Poverty in Rural Areas
Togo is a presidential republic in West Africa. Formerly known as French Togoland, Togo achieved its independence from France in 1960. A few years later, in 1967, General Gnassingbe Eyadema installed a military rule. After President Gnassingbe’s nearly four-decade-long rule, the military placed Faure Gnassignbe, the son of the former president, into office. Since then, Togo has been moving toward gradual reform of its democratic system. However, the Togolese’s frustration with the slow pace of this reform sometimes results in violent outbursts of political demonstrations.
According to the CIA World Factbook, 55.1% of Togo’s population lived below the poverty line in 2015. Rural poverty is especially concerning as more than half of Togo’s population resides in rural areas. In the World Bank’s estimation, the 2015 rate of poverty was worse for Togo’s rural areas, where 69% of the households lived below the poverty line.
These rural residents, the majority of whom are farmers, make up 65% of the Togolese workforce. Recognizing the vital role that the agricultural sector plays in Togo’s economy, many organizations and experts are focusing on revitalizing Togo’s agricultural sector. According to the Global Agriculture and Food Security Program (GAFSP), a multi-donor trust fund that provides food security in the world’s poorest countries, Togo’s food yields from agriculture have been consistently low.

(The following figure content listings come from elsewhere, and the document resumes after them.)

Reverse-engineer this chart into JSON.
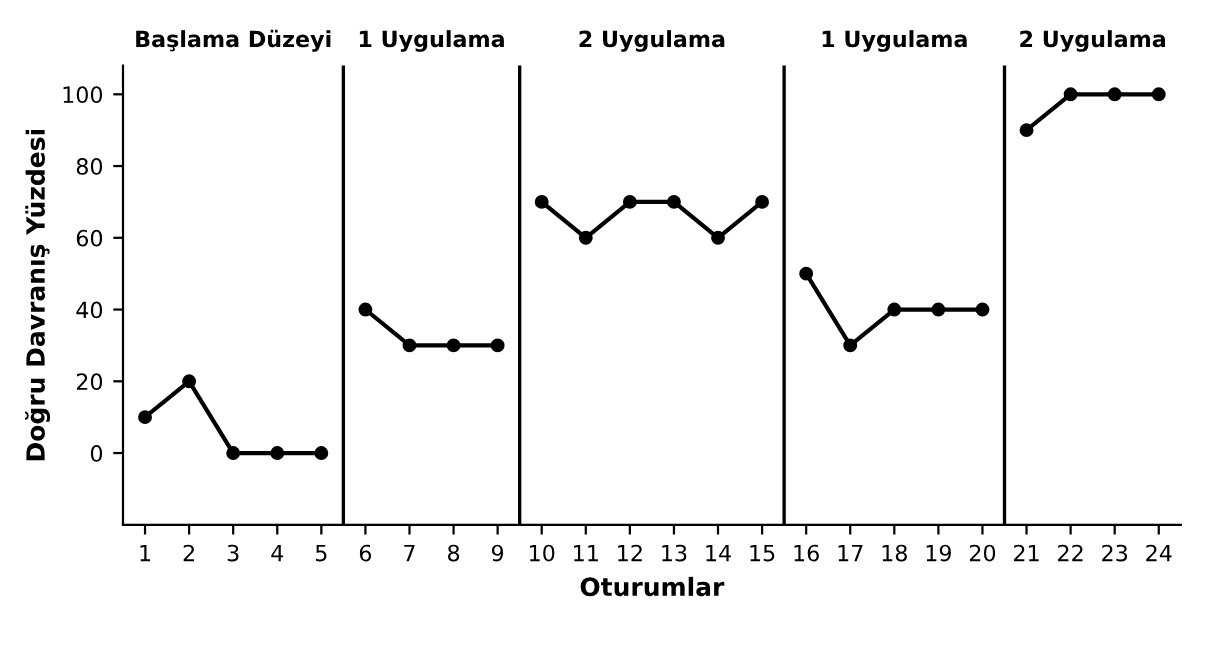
{
  "chart_data": {
    "type": "line",
    "xlabel": "Oturumlar",
    "ylabel": "Doğru Davranış Yüzdesi",
    "annotations": [
      "Başlama Düzeyi",
      "1 Uygulama",
      "2 Uygulama",
      "1 Uygulama",
      "2 Uygulama"
    ],
    "series": [
      {
        "color": "#000000",
        "x": [
          1,
          2,
          3,
          4,
          5
        ],
        "values": [
          10,
          20,
          0,
          0,
          0
        ]
      },
      {
        "color": "#000000",
        "x": [
          6,
          7,
          8,
          9
        ],
        "values": [
          40,
          30,
          30,
          30
        ]
      },
      {
        "color": "#000000",
        "x": [
          10,
          11,
          12,
          13,
          14,
          15
        ],
        "values": [
          70,
          60,
          70,
          70,
          60,
          70
        ]
      },
      {
        "color": "#000000",
        "x": [
          16,
          17,
          18,
          19,
          20
        ],
        "values": [
          50,
          30,
          40,
          40,
          40
        ]
      },
      {
        "color": "#000000",
        "x": [
          21,
          22,
          23,
          24
        ],
        "values": [
          90,
          100,
          100,
          100
        ]
      }
    ],
    "ref_lines": [
      {
        "axis": "x",
        "value": 5.5,
        "color": "#000000"
      },
      {
        "axis": "x",
        "value": 9.5,
        "color": "#000000"
      },
      {
        "axis": "x",
        "value": 15.5,
        "color": "#000000"
      },
      {
        "axis": "x",
        "value": 20.5,
        "color": "#000000"
      }
    ],
    "xlim": [
      0.5,
      24.5
    ],
    "ylim": [
      -20,
      108
    ],
    "xticks": [
      1,
      2,
      3,
      4,
      5,
      6,
      7,
      8,
      9,
      10,
      11,
      12,
      13,
      14,
      15,
      16,
      17,
      18,
      19,
      20,
      21,
      22,
      23,
      24
    ],
    "yticks": [
      0,
      20,
      40,
      60,
      80,
      100
    ],
    "grid": false,
    "legend": false,
    "marker": "circle",
    "line_style": "solid"
  }
}
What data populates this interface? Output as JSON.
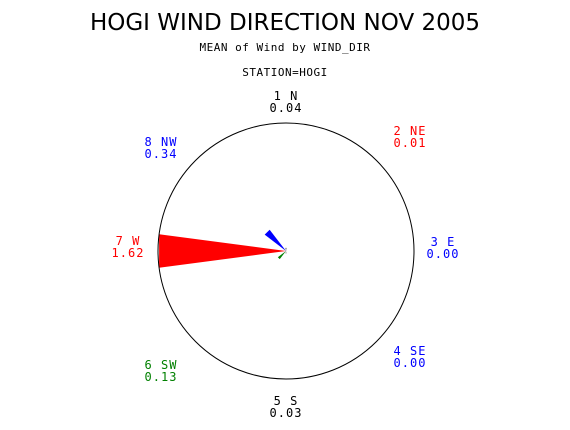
{
  "header": {
    "title": "HOGI WIND DIRECTION NOV 2005",
    "subtitle": "MEAN of Wind by WIND_DIR",
    "station": "STATION=HOGI"
  },
  "colors": {
    "red": "#ff0000",
    "blue": "#0000ff",
    "green": "#008000",
    "black": "#000000"
  },
  "chart_data": {
    "type": "radar",
    "title": "HOGI WIND DIRECTION NOV 2005",
    "subtitle": "MEAN of Wind by WIND_DIR",
    "station": "STATION=HOGI",
    "directions": [
      {
        "label": "1 N",
        "value": 0.04,
        "value_text": "0.04",
        "color": "#000000"
      },
      {
        "label": "2 NE",
        "value": 0.01,
        "value_text": "0.01",
        "color": "#ff0000"
      },
      {
        "label": "3 E",
        "value": 0.0,
        "value_text": "0.00",
        "color": "#0000ff"
      },
      {
        "label": "4 SE",
        "value": 0.0,
        "value_text": "0.00",
        "color": "#0000ff"
      },
      {
        "label": "5 S",
        "value": 0.03,
        "value_text": "0.03",
        "color": "#000000"
      },
      {
        "label": "6 SW",
        "value": 0.13,
        "value_text": "0.13",
        "color": "#008000"
      },
      {
        "label": "7 W",
        "value": 1.62,
        "value_text": "1.62",
        "color": "#ff0000"
      },
      {
        "label": "8 NW",
        "value": 0.34,
        "value_text": "0.34",
        "color": "#0000ff"
      }
    ],
    "rmax": 1.62
  }
}
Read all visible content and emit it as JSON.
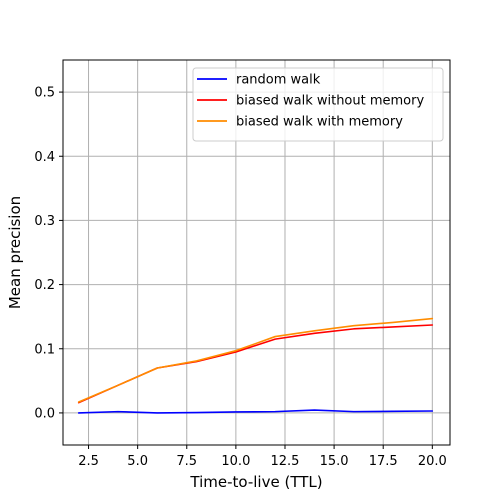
{
  "chart_data": {
    "type": "line",
    "xlabel": "Time-to-live (TTL)",
    "ylabel": "Mean precision",
    "xlim": [
      1.2,
      20.9
    ],
    "ylim": [
      -0.05,
      0.55
    ],
    "xticks": [
      2.5,
      5.0,
      7.5,
      10.0,
      12.5,
      15.0,
      17.5,
      20.0
    ],
    "xtick_labels": [
      "2.5",
      "5.0",
      "7.5",
      "10.0",
      "12.5",
      "15.0",
      "17.5",
      "20.0"
    ],
    "yticks": [
      0.0,
      0.1,
      0.2,
      0.3,
      0.4,
      0.5
    ],
    "ytick_labels": [
      "0.0",
      "0.1",
      "0.2",
      "0.3",
      "0.4",
      "0.5"
    ],
    "grid": true,
    "legend_position": "top-right",
    "x": [
      2,
      4,
      6,
      8,
      10,
      12,
      14,
      16,
      18,
      20
    ],
    "series": [
      {
        "name": "random walk",
        "color": "#0000ff",
        "values": [
          0.0,
          0.002,
          0.0,
          0.0005,
          0.0015,
          0.002,
          0.0045,
          0.002,
          0.0025,
          0.003
        ]
      },
      {
        "name": "biased walk without memory",
        "color": "#ff0000",
        "values": [
          0.016,
          0.043,
          0.07,
          0.08,
          0.095,
          0.115,
          0.124,
          0.131,
          0.134,
          0.137
        ]
      },
      {
        "name": "biased walk with memory",
        "color": "#ff8c00",
        "values": [
          0.017,
          0.043,
          0.07,
          0.081,
          0.097,
          0.119,
          0.128,
          0.136,
          0.141,
          0.147
        ]
      }
    ]
  }
}
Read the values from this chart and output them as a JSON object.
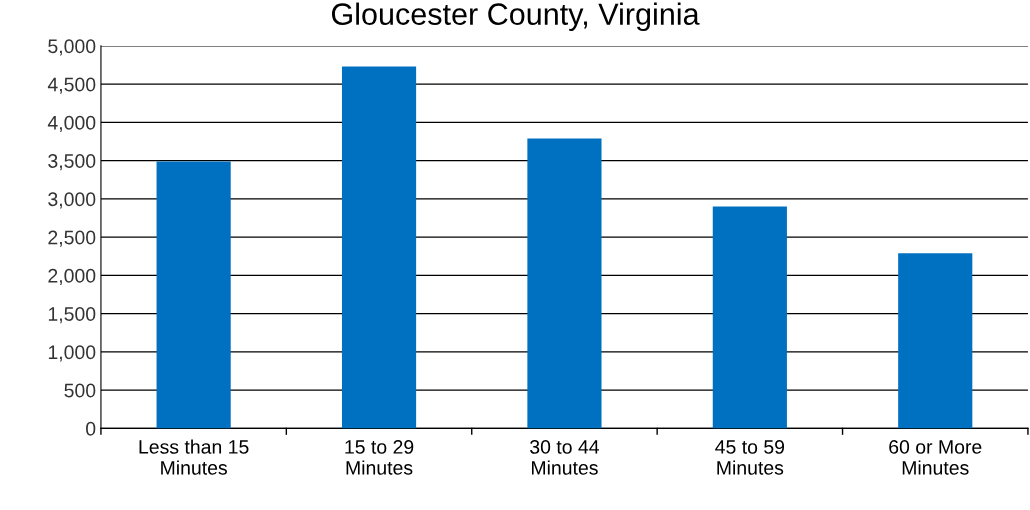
{
  "chart_data": {
    "type": "bar",
    "title": "Gloucester County, Virginia",
    "categories": [
      "Less than 15\nMinutes",
      "15 to 29\nMinutes",
      "30 to 44\nMinutes",
      "45 to 59\nMinutes",
      "60 or More\nMinutes"
    ],
    "values": [
      3490,
      4730,
      3790,
      2900,
      2290
    ],
    "color": "#0070c0",
    "ylim": [
      0,
      5000
    ],
    "yticks": [
      {
        "value": 0,
        "label": "0"
      },
      {
        "value": 500,
        "label": "500"
      },
      {
        "value": 1000,
        "label": "1,000"
      },
      {
        "value": 1500,
        "label": "1,500"
      },
      {
        "value": 2000,
        "label": "2,000"
      },
      {
        "value": 2500,
        "label": "2,500"
      },
      {
        "value": 3000,
        "label": "3,000"
      },
      {
        "value": 3500,
        "label": "3,500"
      },
      {
        "value": 4000,
        "label": "4,000"
      },
      {
        "value": 4500,
        "label": "4,500"
      },
      {
        "value": 5000,
        "label": "5,000"
      }
    ],
    "grid": "y",
    "legend": false
  }
}
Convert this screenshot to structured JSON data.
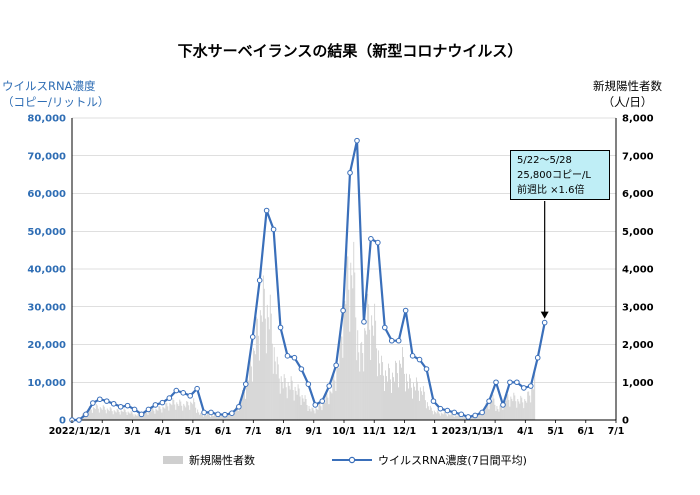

The Link Between Rural Poverty and Agriculture
The yields of Togo’s major export crops, such as cotton, coffee and cocoa, have been declining for some time. In order to make up for the food deficit, Togo still relies on foreign imports for some basic food items. Upon closer inspection, industry experts stated that some of the barriers to agriculture improvement in rural Togo include:
To address Togo’s rural poverty, GAFSA and the World Bank implemented the Togo Agriculture Sector Support Project (PASA) in 2017. PASA, a $19 million project, aimed to improve Togo’s agricultural output and foster an institutional environment that can encourage agricultural investment. According to GAFSA’s report, PASA brought numerous changes to Togo’s agricultural sector. Under PASA, Togo’s rice yields increased by 30%, farm employment opportunities in rural areas for the youth rose and numerous coffee farms and cocoa farms underwent rehabilitation. PASA rehabilitated 17,174 hectares of coffee farms and 11,578 hectares of cocoa plantations by implementing improved planting materials and improving coffee and cocoa value chains. Reports determined that PASA has helped 877,191 Togolese citizens.
Poverty in Togo has a close relationship with the performance of Togo’s agricultural sector. As the greatest source of employment for Togolese workers, the improvement of Togo’s agricultural sector is paramount to ensure a more stable economic future for Togo. While Togo’s economic potential is becoming a reality through steady improvement, there is still a long road ahead for Togo. The Togolese government and many other international experts recognize the importance of bolstering the country’s economy through the improvement of the agricultural sector. Organizations such as the World Bank and GAFSA are already implementing measures to alleviate poverty in Togo.
Although there are still many improvements that need to occur in agriculture and maintaining political stability, Togo has the ability to lift itself from poverty in the near future.